Les travaux d’élargissement devraient commencer en 2019. Ainsi en a décidé la Flandre, sans concerter la Région bruxelloise. Celle-ci parviendra-t-elle à se faire entendre ? Au sein du gouvernement, les voix sont déjà discordantes…

Le site www.werkenaandering.be (travaux sur le ring) n’existe qu’en néerlandais. L’entreprise anonyme de droit public mandatée par la Région flamande, Werkvennootschap, y détaille par le menu travaux, plans et calendrier de l’élargissement du ring nord de Bruxelles, sur les portions comprises entre la E-40 direction Gand et la E-40 direction Louvain. Largement fiché en terres flamandes, ce ring est surtout flamand. Mais son impact sur la capitale est évident. Or, les autorités du nord font fi de Bruxelles et de son gouvernement.

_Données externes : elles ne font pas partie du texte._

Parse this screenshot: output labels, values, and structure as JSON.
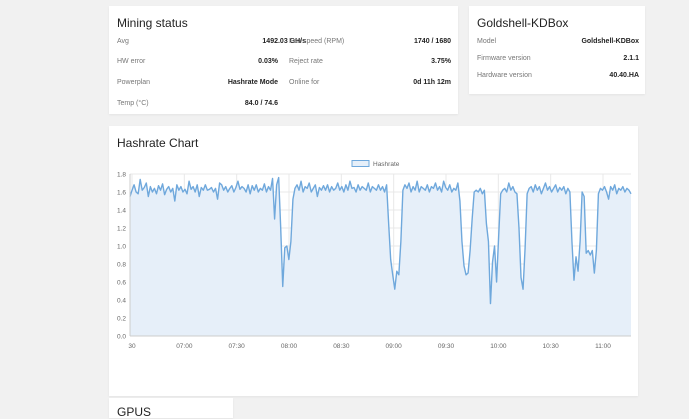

La Werkvennootschap a certes mis en place un comité d’accompagnement pour ce projet : les communes flamandes de Machelen, Zaventem, Asse, Wemmel, Vilvorde, Dilbeek, Grimbergen et Crainhem (membres fixes) ; Bruxelles- Environnement, Bruxelles-Mobilité, Perspectives Bruxelles, la Stib, Jette et Bruxelles-Ville (membres  » variables « ). Aux côtés de sept administrations flamandes régionales et d’Infrabel, Ganshoren, Meise et Berchem-Sainte-Agathe sont également invitées aux réunions, qui se déroulent toutes en flamand, à titre de  » membres conseils « .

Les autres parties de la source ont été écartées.